The former Munster coach will also no doubt be holding his breath this Saturday in fear of his players getting injured ahead of their series with the world champions during the all-Irish Heineken Cup final between Leinster and Ulster.

And that is not the only problem with that showpiece fixture that is hampering Kidney’s bid to emulate his first-season success in 2009, according to Barnes, who has a simple explanation for the failure to convert provincial success in Europe into Test glory.

“There is a correlation between regional strength and international weakness,” Barnes said yesterday in Dublin, as he previewed this weekend’s final for Sky Sports. “It is easier to come from a weak base and come up, if you have talented players in a country that doesn’t have too much depth, like Ireland and Wales.

“Wales have the Scarlets, Ospreys who are useful teams but not at the level of Leinster. They don’t seem as professional as the international team, so when the players go from the region to the national squad, it is a step up. Psychologically, that makes a difference.

“You look at Ireland — the Heineken Cup has become an all-important prize for the big three. Culturally, there has always been a chasm between how Leinster and Munster approach the game in terms of style and thought, while Ulster have their own style.”

That clash of styles and clearly defined province-by-province mindset further undermines Kidney, Barnes said.

“There has been a lot of criticism of Declan Kidney because he hasn’t been able to translate Heineken success into international success, but the players are arriving with such a clear identity — be it Munster or Leinster or Ulster — and that is much harder to meld into a whole than it would be for [Wales coaches] Warren Gatland, Shaun Edwards and Rob Howley.

“They get players from the Scarlets, the Blues and they are more than happy to play together. I don’t think there is a happy convergence in Ireland and it is a mark of the strength of the regions. It makes it extremely difficult for Kidney or whoever takes over from Declan when that time comes.”

Meanwhile, heaping on the pressure, New Zealand coach Steve Hansen has vowed to use the three tests against Ireland to blood the next generation of All Blacks. Hansen, who took over from Graham Henry in the wake of the All Blacks’ World Cup triumph, named 21 of the players that helped clinch the Webb Ellis trophy in his 35-man squad for training camps, but also a slew of uncapped youngsters.
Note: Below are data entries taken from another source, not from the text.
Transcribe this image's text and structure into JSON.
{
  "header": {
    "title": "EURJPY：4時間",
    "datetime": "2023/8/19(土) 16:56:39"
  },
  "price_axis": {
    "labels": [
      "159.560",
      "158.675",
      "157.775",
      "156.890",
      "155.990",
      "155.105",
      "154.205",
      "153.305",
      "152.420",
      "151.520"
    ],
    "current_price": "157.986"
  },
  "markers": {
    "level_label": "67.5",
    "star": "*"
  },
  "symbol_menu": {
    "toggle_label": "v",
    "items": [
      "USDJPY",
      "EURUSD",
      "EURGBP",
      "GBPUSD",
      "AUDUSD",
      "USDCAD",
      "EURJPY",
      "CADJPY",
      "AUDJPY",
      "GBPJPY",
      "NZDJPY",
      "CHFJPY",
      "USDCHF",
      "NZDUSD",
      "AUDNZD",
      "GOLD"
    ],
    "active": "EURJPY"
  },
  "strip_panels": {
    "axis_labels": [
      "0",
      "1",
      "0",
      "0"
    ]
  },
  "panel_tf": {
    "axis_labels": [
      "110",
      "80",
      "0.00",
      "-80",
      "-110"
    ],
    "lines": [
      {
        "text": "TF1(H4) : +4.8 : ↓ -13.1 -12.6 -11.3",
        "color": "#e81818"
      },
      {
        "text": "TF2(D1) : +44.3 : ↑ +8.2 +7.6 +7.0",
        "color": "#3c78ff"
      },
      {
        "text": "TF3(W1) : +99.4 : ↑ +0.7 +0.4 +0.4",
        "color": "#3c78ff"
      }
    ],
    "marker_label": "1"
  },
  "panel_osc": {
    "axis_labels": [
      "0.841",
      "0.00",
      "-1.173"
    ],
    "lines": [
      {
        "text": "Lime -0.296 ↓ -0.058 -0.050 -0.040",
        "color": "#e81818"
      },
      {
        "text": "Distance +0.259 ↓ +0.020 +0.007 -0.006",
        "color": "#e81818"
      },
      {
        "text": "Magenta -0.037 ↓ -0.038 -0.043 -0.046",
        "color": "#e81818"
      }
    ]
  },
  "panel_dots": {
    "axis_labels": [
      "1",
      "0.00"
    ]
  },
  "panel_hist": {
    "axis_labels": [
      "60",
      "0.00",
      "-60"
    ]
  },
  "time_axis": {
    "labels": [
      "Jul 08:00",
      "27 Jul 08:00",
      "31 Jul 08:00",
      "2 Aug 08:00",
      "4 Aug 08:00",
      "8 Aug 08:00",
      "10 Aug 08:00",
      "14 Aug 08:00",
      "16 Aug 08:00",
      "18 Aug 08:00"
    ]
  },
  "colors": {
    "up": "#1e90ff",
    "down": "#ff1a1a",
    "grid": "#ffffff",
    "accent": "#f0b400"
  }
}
“We do have a large amount of the squad getting near 30 or plus-30 [years of age]. Over the next one to four years we’re going to have to make some changes,” he said.

“We feel at some point [the younger players] will don the All Blacks jersey and why not bring them in and let them experience the huge expectations and feelings in that camp?”

New Zealand squad (v Ireland): C Faumuina, M Nonu, K Mealamu, P Weepu, A Williams, T Woodcock, S Cane, A Cruden, R Kahui, T Kerr-Barlow, B Retallick, B Tameifuna, SB Williams, B Barrett, C Jane, J Savea, B Shields, C Smith, V Vito, D Carter, W Crockett, I Dagg, A Ellis, B Franks, O Franks, R McCaw, K Read, L Romano, L Whitelock, S Whitelock, T Ellison, A Hore, A Smith, B Smith, A Thomson.